Researchers are beginning to figure out how much they don’t know–namely, how powerful can they get, and how long may they take to show up after a disposal well begins operating? It can be months or it can be decades, and the shale oil and gas boom began in earnest only a few years ago.

These are the issues under discussion, and the subcommittee did indeed call the right folks. Southern Methodist University’s Heather DeShon and Brian Stump, the geophysicists studying the seismic swarm, testified at the hearing. Their investigative task isn’t an easy one. Some 12 seismic monitors have pinpointed the epicenters, clustered just north of Reno. But the kind of data that pushes them beyond correlations in time and space–granular numbers for disposal volumes and pressures, and detailed subsurface maps–have always been tough to come by for researchers because the industry isn’t normally inclined to share them. The Railroad Commission, for example, requires companies to report injection volumes and pressures yearly, each November. That means the researchers only have reports through October, the month before the earthquakes kicked off. This is the reality every researcher who has ever studied induced seismicity runs up against. Anecdotally, a scientist with the Lamont-Doherty Earth Observatory told me he’d never heard of the industry sharing proprietary data with the research community. What would they possibly have to gain by doing so?

But to do the work, Stump told the subcommittee, they need access to these numbers in a “timely manner.”

That it hasn’t been done already is remarkable, but the RRC said it would ask the disposal well operators in the Reno-Azle area to turn in their data early.

Rep. Phil King, the Republican from Weatherford, pointed out that “the good news is we haven’t had any seismic activity in a couple of months. The bad news is it could start tomorrow.”

And on that point he’s right, yet the earthquakes continue, as recently as May 7, though at a magnitude too weak to be felt. And they’re spreading. “While most earthquakes are in the original source area, north of Reno, there have been recent small magnitude, non-felt earthquakes that have migrated to the southwest in March and early April,” DeShon said.

Rep. Terry Canales tried to argue the meaning of “migrate.” But the fact that the seismic activity has apparently moved beyond its initial cluster, activating new faulting, was a new and disquieting revelation that couldn’t be downplayed.
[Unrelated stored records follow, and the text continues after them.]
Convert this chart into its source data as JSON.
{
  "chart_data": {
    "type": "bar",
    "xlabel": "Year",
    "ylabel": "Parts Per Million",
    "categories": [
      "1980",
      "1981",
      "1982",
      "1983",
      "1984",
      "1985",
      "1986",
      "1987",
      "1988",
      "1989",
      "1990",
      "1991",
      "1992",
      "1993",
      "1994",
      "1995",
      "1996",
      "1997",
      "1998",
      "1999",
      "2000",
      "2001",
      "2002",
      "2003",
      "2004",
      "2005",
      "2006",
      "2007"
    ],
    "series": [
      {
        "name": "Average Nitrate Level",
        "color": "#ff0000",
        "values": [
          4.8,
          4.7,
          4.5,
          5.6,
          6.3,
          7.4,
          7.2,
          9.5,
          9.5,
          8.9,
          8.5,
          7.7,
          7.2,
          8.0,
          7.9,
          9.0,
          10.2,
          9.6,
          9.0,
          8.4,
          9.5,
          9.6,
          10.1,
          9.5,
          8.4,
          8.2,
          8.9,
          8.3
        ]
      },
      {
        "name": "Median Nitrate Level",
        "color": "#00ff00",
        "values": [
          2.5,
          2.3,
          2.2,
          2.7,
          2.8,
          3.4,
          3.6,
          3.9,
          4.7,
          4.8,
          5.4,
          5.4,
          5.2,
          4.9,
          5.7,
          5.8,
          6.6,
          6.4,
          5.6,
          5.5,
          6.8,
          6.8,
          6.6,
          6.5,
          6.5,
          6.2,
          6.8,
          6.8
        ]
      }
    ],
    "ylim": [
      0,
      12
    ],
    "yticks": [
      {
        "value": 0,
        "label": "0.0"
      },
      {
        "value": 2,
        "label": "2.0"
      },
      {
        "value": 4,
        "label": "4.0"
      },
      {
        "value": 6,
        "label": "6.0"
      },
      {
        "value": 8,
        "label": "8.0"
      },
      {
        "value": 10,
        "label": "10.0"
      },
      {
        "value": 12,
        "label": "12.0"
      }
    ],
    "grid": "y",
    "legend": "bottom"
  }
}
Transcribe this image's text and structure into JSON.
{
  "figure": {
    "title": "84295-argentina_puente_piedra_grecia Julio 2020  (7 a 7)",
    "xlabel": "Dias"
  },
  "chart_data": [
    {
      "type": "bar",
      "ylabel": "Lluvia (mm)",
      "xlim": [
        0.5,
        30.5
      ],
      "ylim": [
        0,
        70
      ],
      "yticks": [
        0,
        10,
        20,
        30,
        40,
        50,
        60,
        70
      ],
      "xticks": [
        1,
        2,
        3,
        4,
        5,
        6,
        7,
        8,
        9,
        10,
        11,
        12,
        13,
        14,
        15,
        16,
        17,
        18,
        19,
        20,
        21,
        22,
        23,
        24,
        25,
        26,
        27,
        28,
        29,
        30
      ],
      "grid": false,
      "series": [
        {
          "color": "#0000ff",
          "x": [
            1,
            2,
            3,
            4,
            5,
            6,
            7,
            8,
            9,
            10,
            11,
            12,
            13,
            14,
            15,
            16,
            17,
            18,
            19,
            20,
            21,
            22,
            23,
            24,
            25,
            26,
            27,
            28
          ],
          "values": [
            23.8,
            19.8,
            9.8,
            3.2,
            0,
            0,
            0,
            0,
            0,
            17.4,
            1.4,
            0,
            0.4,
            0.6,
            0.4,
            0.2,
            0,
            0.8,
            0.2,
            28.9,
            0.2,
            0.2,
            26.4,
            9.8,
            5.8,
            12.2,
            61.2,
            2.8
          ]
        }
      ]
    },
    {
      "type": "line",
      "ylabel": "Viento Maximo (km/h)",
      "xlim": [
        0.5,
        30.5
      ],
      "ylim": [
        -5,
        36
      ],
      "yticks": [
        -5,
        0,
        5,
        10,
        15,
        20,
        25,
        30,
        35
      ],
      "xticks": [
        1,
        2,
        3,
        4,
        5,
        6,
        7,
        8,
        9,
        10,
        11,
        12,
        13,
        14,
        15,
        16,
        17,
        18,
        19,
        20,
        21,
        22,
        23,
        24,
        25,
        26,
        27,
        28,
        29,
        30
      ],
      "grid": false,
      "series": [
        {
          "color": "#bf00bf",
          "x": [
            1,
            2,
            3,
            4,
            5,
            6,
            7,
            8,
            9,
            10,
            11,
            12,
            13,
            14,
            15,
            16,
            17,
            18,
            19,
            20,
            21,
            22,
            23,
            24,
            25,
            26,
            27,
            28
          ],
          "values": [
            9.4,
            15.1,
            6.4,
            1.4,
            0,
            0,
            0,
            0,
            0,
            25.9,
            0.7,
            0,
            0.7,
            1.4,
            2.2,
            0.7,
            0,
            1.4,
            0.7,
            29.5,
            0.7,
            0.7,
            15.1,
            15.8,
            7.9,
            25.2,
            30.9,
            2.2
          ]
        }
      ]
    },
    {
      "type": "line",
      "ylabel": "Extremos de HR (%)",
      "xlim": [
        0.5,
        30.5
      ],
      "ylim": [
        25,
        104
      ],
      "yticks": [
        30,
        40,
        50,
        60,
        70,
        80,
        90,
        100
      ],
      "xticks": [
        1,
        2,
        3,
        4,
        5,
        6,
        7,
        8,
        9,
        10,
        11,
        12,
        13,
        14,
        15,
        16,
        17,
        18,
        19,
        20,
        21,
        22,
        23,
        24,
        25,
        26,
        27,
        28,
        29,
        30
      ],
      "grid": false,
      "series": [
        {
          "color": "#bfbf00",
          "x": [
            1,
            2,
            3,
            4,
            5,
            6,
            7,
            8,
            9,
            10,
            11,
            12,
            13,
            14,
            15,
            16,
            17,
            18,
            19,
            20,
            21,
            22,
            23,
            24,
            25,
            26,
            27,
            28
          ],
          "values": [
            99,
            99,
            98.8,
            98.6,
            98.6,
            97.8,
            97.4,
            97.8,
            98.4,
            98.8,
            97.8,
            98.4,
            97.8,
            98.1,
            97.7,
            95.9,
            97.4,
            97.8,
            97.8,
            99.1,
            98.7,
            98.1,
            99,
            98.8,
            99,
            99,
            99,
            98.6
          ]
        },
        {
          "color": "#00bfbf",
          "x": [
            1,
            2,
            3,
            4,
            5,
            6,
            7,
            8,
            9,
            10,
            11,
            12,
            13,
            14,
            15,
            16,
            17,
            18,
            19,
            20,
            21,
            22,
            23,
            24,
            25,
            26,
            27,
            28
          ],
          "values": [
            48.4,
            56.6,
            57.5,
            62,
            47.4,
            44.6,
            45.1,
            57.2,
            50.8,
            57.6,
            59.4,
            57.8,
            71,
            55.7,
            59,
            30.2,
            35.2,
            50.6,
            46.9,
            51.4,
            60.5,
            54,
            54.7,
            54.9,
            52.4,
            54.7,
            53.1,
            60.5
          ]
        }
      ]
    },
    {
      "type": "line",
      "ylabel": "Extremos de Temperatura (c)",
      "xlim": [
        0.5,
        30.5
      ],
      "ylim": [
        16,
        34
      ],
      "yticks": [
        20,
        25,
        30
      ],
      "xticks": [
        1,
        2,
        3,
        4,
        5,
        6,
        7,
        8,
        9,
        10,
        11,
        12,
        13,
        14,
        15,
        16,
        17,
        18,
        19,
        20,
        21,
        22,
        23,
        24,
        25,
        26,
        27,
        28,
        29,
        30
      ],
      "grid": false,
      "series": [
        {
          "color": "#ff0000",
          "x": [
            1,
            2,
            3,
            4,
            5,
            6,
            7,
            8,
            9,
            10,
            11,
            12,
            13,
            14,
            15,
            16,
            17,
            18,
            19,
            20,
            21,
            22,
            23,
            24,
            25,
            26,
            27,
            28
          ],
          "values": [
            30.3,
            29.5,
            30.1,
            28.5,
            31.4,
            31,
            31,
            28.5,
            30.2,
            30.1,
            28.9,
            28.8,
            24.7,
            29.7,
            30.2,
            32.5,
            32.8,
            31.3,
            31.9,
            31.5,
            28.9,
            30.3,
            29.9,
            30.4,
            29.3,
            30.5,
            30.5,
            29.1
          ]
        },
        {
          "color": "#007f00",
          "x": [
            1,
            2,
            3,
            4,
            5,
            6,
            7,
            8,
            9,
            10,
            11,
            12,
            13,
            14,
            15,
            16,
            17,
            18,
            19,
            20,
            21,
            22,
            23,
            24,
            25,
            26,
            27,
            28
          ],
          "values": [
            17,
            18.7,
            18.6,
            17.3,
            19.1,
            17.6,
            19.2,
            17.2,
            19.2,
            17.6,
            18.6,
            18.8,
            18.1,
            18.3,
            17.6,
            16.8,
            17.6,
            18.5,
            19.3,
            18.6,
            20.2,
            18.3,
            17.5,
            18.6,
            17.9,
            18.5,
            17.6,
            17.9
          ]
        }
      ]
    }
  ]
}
So, what’s going to be done about it? Crownover places great faith in the industry, and its interest in self preservation and conservation. She channeled Pollyanna when she said, “I think the industry would be willing to pay millions and millions of dollars to not just pump (wastewater) underground.”

One would hope in the midst of a drought that permanently removing billions of gallons from the hydrologic cycle would be unconscionable.

But the fact is, the industry recycles only 5 percent of its water in the Barnett Shale. In the Eagle Ford, in South Texas, it’s basically 0 percent. The reason this problem remains so intractable is that deep injection is the only cost-effective way to dispose of the billions of gallons produced in the oil and gas fields. Without injection, shale makes no economic sense.

Even if or when DeShon and Stump get the data they need to identify the relationship between disposal wells and earthquakes, whose responsibility will it be to act?

According to Milton Rister, RRC executive director, the decision to act will fall to the Railroad Commissioners. Which is why I gathered from this hearing that the folks near Azle, and those who have felt earthquakes in East Texas, West Texas and South Texas–really anywhere there’s shale–will have to tolerate a certain amount of seismicity for the foreseeable future. The monitoring will continue. But until the shaking finds its way to Austin, nothing will change.